Court rules photographers must violate religious faith
The New Mexico Supreme Court has ruled that the First Amendment does not protect the owners a photography company who refused to serve a Lesbian couple because of their Christian beliefs.
Jon and Elaine Hugunin of Albuquerque, the court said, “can no more turn away customers on the basis of sexual orientation – photographing a same-sex marriage ceremony – than they could refuse to photograph African-Americans or Muslims.”
“All of which, I assume, is little comfort to the Huguenins, who now are compelled by law to compromise the very religious beliefs that inspire their lives. Though the rule of law requires it, the result is sobering. It will no doubt leave a tangible mark on the Huguenins and others of similar views.”
The stunning verdict came in a case brought by lesbians against Elane Photography. The lesbians wanted the photographer to document their “wedding,” and the photography company declined, claiming it would violate the Christian faith of the owners.
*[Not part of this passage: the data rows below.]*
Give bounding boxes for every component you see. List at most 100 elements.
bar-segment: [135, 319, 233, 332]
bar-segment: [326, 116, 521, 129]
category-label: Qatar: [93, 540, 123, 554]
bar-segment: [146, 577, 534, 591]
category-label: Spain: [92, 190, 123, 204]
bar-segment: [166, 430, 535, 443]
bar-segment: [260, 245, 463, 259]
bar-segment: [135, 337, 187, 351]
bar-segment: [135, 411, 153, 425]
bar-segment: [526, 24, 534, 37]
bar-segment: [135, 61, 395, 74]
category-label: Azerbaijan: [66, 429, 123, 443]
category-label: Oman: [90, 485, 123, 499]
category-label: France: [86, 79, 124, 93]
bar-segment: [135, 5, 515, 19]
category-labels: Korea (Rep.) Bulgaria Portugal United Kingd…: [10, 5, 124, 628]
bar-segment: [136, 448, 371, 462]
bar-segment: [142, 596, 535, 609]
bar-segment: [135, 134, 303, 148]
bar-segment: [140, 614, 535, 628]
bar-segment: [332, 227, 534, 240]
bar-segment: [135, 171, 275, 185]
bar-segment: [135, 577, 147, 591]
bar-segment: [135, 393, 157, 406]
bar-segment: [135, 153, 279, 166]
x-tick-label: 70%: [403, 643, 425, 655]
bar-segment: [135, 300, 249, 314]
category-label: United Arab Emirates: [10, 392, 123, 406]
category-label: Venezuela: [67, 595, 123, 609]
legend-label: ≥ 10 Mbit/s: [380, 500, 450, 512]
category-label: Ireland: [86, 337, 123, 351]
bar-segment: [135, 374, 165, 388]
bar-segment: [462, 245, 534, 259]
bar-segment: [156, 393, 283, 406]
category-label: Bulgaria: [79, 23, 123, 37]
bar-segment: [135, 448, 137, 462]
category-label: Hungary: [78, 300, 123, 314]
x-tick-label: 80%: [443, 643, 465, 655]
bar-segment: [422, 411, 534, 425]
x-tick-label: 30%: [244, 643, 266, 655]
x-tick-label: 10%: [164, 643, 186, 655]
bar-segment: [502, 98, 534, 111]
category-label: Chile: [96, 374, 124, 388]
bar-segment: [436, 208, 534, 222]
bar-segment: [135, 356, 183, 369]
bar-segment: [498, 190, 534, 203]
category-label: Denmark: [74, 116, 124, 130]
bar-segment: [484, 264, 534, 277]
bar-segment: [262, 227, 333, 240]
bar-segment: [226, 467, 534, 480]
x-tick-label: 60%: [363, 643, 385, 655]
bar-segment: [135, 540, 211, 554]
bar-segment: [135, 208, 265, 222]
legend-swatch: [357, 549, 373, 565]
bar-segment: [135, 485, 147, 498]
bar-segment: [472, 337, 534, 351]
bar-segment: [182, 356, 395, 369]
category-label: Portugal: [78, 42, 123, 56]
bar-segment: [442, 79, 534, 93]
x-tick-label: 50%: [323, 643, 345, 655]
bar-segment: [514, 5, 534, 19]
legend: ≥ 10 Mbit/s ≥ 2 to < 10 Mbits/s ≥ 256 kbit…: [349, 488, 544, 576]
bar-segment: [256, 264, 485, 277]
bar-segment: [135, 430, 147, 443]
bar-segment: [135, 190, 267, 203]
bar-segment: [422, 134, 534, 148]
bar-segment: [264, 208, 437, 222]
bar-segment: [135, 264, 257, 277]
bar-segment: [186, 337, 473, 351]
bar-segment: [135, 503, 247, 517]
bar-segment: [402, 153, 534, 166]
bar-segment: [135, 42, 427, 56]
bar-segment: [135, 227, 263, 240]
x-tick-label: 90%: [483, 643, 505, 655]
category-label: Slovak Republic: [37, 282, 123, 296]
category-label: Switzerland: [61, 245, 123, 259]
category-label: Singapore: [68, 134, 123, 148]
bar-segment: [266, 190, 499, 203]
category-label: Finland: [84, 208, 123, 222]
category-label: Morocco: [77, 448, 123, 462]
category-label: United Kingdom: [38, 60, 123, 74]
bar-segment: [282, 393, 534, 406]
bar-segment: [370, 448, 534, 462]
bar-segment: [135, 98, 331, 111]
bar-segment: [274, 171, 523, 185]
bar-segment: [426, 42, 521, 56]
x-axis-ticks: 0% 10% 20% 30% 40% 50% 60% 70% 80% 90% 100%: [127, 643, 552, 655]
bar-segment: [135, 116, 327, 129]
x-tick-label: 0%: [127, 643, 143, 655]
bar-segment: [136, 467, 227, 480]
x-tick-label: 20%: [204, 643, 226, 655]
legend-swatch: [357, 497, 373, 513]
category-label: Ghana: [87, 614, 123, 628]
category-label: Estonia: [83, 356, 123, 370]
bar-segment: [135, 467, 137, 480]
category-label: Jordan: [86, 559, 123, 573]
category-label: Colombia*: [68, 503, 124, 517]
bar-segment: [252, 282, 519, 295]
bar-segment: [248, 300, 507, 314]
New Mexico’s anti-discrimination law, which provides special protections for homosexuals, “does not even require Elane Photography to take photographs. The NMHRA only mandates that if Elane Photography operates a business as a public accommodation, it cannot discriminate against potential clients based on their sexual orientation.”
“Government-coerced expression is a feature of dictatorships that has no place in a free country. This decision is a blow to our client and every American’s right to live free,” said Alliance Defending Freedom Senior Counsel Jordan Lorance, whose organization worked on the case.